Accelerating the calculation of electron-phonon coupling strength with machine learning.
Yang ZhongShixu LiuBinhua ZhangZhiguo TaoYuting SunWeibin ChuXin-Gao GongJi-Hui YangHongjun XiangPublished in: Nature computational science (2024)
The calculation of electron-phonon couplings (EPCs) is essential for understanding various fundamental physical properties, including electrical transport, optical and superconducting behaviors in materials. However, obtaining EPCs through fully first-principles methods is notably challenging, particularly for large systems or when employing advanced functionals. Here we introduce a machine learning framework to accelerate EPC calculations by utilizing atomic orbital-based Hamiltonian matrices and gradients predicted by an equivariant graph neural network. We demonstrate that our method not only yields EPC values in close agreement with first-principles results but also enhances calculation efficiency by several orders of magnitude.

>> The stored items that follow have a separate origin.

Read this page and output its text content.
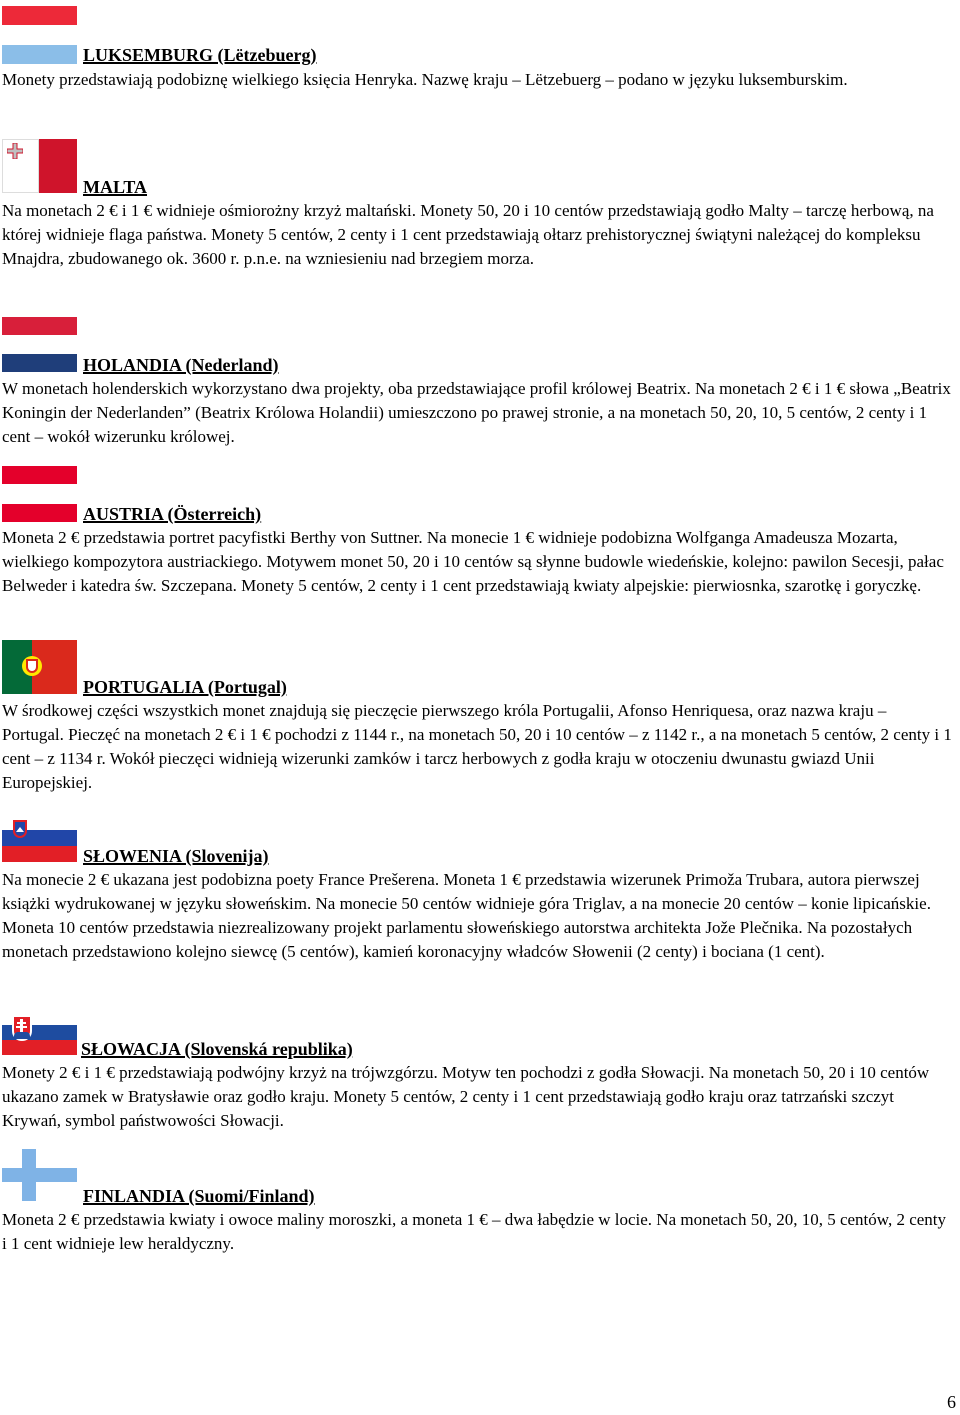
LUKSEMBURG (Lëtzebuerg)

Monety przedstawiają podobiznę wielkiego księcia Henryka. Nazwę kraju – Lëtzebuerg – podano w języku luksemburskim.

MALTA

Na monetach 2 € i 1 € widnieje ośmiorożny krzyż maltański. Monety 50, 20 i 10 centów przedstawiają godło Malty – tarczę herbową, na której widnieje flaga państwa. Monety 5 centów, 2 centy i 1 cent przedstawiają ołtarz prehistorycznej świątyni należącej do kompleksu Mnajdra, zbudowanego ok. 3600 r. p.n.e. na wzniesieniu nad brzegiem morza.

HOLANDIA (Nederland)

W monetach holenderskich wykorzystano dwa projekty, oba przedstawiające profil królowej Beatrix. Na monetach 2 € i 1 € słowa „Beatrix Koningin der Nederlanden” (Beatrix Królowa Holandii) umieszczono po prawej stronie, a na monetach 50, 20, 10, 5 centów, 2 centy i 1 cent – wokół wizerunku królowej.

AUSTRIA (Österreich)

Moneta 2 € przedstawia portret pacyfistki Berthy von Suttner. Na monecie 1 € widnieje podobizna Wolfganga Amadeusza Mozarta, wielkiego kompozytora austriackiego. Motywem monet 50, 20 i 10 centów są słynne budowle wiedeńskie, kolejno: pawilon Secesji, pałac Belweder i katedra św. Szczepana. Monety 5 centów, 2 centy i 1 cent przedstawiają kwiaty alpejskie: pierwiosnka, szarotkę i goryczkę.

PORTUGALIA (Portugal)

W środkowej części wszystkich monet znajdują się pieczęcie pierwszego króla Portugalii, Afonso Henriquesa, oraz nazwa kraju – Portugal. Pieczęć na monetach 2 € i 1 € pochodzi z 1144 r., na monetach 50, 20 i 10 centów – z 1142 r., a na monetach 5 centów, 2 centy i 1 cent – z 1134 r. Wokół pieczęci widnieją wizerunki zamków i tarcz herbowych z godła kraju w otoczeniu dwunastu gwiazd Unii Europejskiej.

SŁOWENIA (Slovenija)

Na monecie 2 € ukazana jest podobizna poety France Prešerena. Moneta 1 € przedstawia wizerunek Primoža Trubara, autora pierwszej książki wydrukowanej w języku słoweńskim. Na monecie 50 centów widnieje góra Triglav, a na monecie 20 centów – konie lipicańskie. Moneta 10 centów przedstawia niezrealizowany projekt parlamentu słoweńskiego autorstwa architekta Jože Plečnika. Na pozostałych monetach przedstawiono kolejno siewcę (5 centów), kamień koronacyjny władców Słowenii (2 centy) i bociana (1 cent).

SŁOWACJA (Slovenská republika)

Monety 2 € i 1 € przedstawiają podwójny krzyż na trójwzgórzu. Motyw ten pochodzi z godła Słowacji. Na monetach 50, 20 i 10 centów ukazano zamek w Bratysławie oraz godło kraju. Monety 5 centów, 2 centy i 1 cent przedstawiają godło kraju oraz tatrzański szczyt Krywań, symbol państwowości Słowacji.

FINLANDIA (Suomi/Finland)

Moneta 2 € przedstawia kwiaty i owoce maliny moroszki, a moneta 1 € – dwa łabędzie w locie. Na monetach 50, 20, 10, 5 centów, 2 centy i 1 cent widnieje lew heraldyczny.

6
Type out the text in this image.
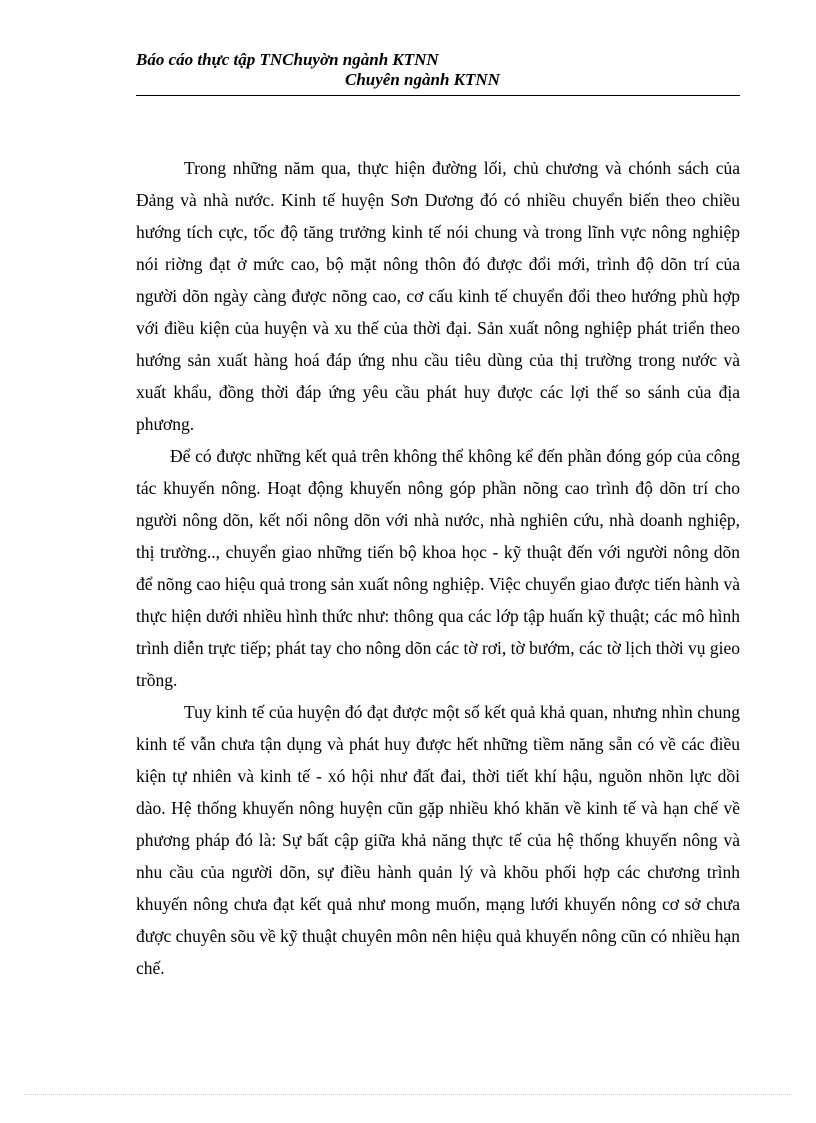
Báo cáo thực tập TNChuyờn ngành KTNN

Chuyên ngành KTNN

Trong những năm qua, thực hiện đường lối, chủ chương và chónh sách của Đảng và nhà nước. Kinh tế huyện Sơn Dương đó có nhiều chuyển biến theo chiều hướng tích cực, tốc độ tăng trưởng kinh tế nói chung và trong lĩnh vực nông nghiệp nói riờng đạt ở mức cao, bộ mặt nông thôn đó được đổi mới, trình độ dõn trí của người dõn ngày càng được nõng cao, cơ cấu kinh tế chuyển đổi theo hướng phù hợp với điều kiện của huyện và xu thế của thời đại. Sản xuất nông nghiệp phát triển theo hướng sản xuất hàng hoá đáp ứng nhu cầu tiêu dùng của thị trường trong nước và xuất khẩu, đồng thời đáp ứng yêu cầu phát huy được các lợi thế so sánh của địa phương.

Để có được những kết quả trên không thể không kể đến phần đóng góp của công tác khuyến nông. Hoạt động khuyến nông góp phần nõng cao trình độ dõn trí cho người nông dõn, kết nối nông dõn với nhà nước, nhà nghiên cứu, nhà doanh nghiệp, thị trường.., chuyển giao những tiến bộ khoa học - kỹ thuật đến với người nông dõn để nõng cao hiệu quả trong sản xuất nông nghiệp. Việc chuyển giao được tiến hành và thực hiện dưới nhiều hình thức như: thông qua các lớp tập huấn kỹ thuật; các mô hình trình diễn trực tiếp; phát tay cho nông dõn các tờ rơi, tờ bướm, các tờ lịch thời vụ gieo trồng.

Tuy kinh tế của huyện đó đạt được một số kết quả khả quan, nhưng nhìn chung kinh tế vẫn chưa tận dụng và phát huy được hết những tiềm năng sẵn có về các điều kiện tự nhiên và kinh tế - xó hội như đất đai, thời tiết khí hậu, nguồn nhõn lực dồi dào. Hệ thống khuyến nông huyện cũn gặp nhiều khó khăn về kinh tế và hạn chế về phương pháp đó là: Sự bất cập giữa khả năng thực tế của hệ thống khuyến nông và nhu cầu của người dõn, sự điều hành quản lý và khõu phối hợp các chương trình khuyến nông chưa đạt kết quả như mong muốn, mạng lưới khuyến nông cơ sở chưa được chuyên sõu về kỹ thuật chuyên môn nên hiệu quả khuyến nông cũn có nhiều hạn chế.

Application to GaAs using the Heyd-Scuseria-Ernzerhof functional reveals the necessity of advanced functionals for accurate carrier mobility predictions, while for the large Kagome crystal CsV 3 Sb 5 , our framework reproduces the experimentally observed double domes in pressure-induced superconducting phase diagrams. This machine learning framework offers a powerful and efficient tool for the investigation of diverse EPC-related phenomena in complex materials.